I have now produced a reactable/reactablefmtr version of the report and am looking forward to seeing how well it is received.

One thing I love is the ability to create in cell charts / heatmaps, a process much simplified by using {reactablefmtr}. I’m looking forward to seeing what the next release of that package brings.

In the meantime, I thought I would try out my new found skills by recreating my Google / YouTube Music 2021 playlist.

I should probably have done some web scraping, but instead I simply selected the table on the page, then copied everything, including the cover images/ thumbnails, and stuck them into Excel.

That meant a bit of manual jiggery-pokery, getting everything back into sensible columns and alignments, but it also meant I could take advantage of my still lingering Excel text function knowledge, to tidy up the links and get them into a suitable format for publishing.

The code below sets a theme, courtesy of {reactablefmtr}, then creates columns for Song, Album , Year, Time (track duration) and the associated thumbnail image. In the final output, I set show = FALSE so that the image column would not display. The images were stored in a sub folder, so the code grabs their location to pass as the image source.

The link function creates a clickable link within each row of the table, pointing to associated video / track on Youtube.

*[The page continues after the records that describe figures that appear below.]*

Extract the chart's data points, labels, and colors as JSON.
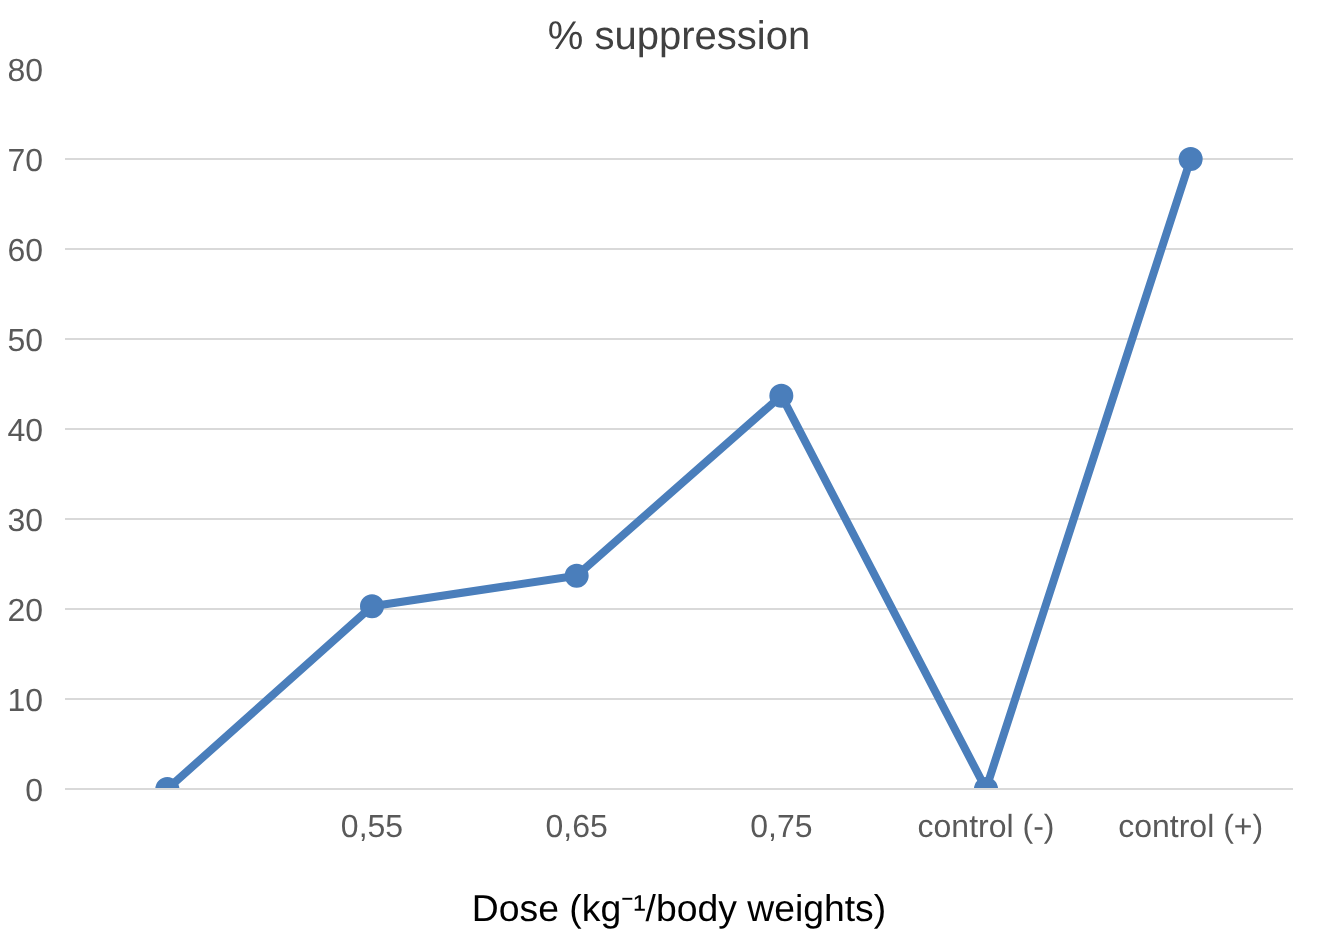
{
  "chart_data": {
    "type": "line",
    "title": "% suppression",
    "xlabel": "Dose (kg⁻¹/body weights)",
    "categories": [
      null,
      "0,55",
      "0,65",
      "0,75",
      "control (-)",
      "control (+)"
    ],
    "series": [
      {
        "color": "#4a7ebb",
        "values": [
          0,
          20.3,
          23.7,
          43.7,
          0,
          70
        ]
      }
    ],
    "ylim": [
      0,
      80
    ],
    "yticks": [
      0,
      10,
      20,
      30,
      40,
      50,
      60,
      70,
      80
    ],
    "grid": "y",
    "marker": "circle",
    "line_style": "solid"
  }
}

playlist <- reactable(joined,
theme = slate(font_family = "Arial",
              font_size = 18,
              header_font_size = 20,
              header_font_color = "darkorange",
              cell_padding = 8),
columns = list(ID = colDef(name = "ID", show = FALSE),
               Song = colDef(name = "Track"),
               Artist = colDef(name = "Artist"),
               Album = colDef(name = "Album"),
               Year = colDef(name = "Year"),
               Time = colDef(name = "Duration"),#,
              # format = colFormat(time = TRUE, locales = "en-GB")
              Img = colDef(name = "Cover", show = FALSE,
              cell = function(value) {
              img_src <- knitr::image_uri(sprintf("%s", value))
              image <- img(src = img_src, height = "45px", alt = "")
              tagList(div(style = list(display = "inline-block",
                                       width = "45px"), image))}),
              Link = colDef(name = "Link",
                     cell = function(value, index) {
                     url <- value 
                     htmltools::tags$a(href = url, target = "_blank", as.character(value))
                     }) # end of Link definition
                 ), # end of column list
                 pagination = FALSE,
                 filterable = TRUE,
                 striped = TRUE,
                 bordered = TRUE,
                 defaultColDef = colDef(footerStyle = list(fontWeight = "bold")))

# create image
html_file <- "playlist.html"
img_file <- "img.png"
webshot(url = html_file, file = img_file,delay = 0.1, vwidth = 1245)
saveWidget(widget = playlist, file = html_file, selfcontained = TRUE)

I used raw.githack.com to host the rendered html - so you can see the final interactive table here and you too can marvel at how many banging tunes are on there.

The final few lines of the code take an image of the rendered table, which I stuck into the readme on the project repo.

The code and the rendered html are also in there.

Here’s a sneak preview of how it looks:


Finally, I’m not in the habit of making predictions, and I never will, but I think Mastodon are going to usurp Metallica this year.

Tune in this time next year to find out if this non-prediction holds!

In the meantime, I no longer think making tables in R is boring, and I might make some more now, with {reactablefmtr} a new favourite!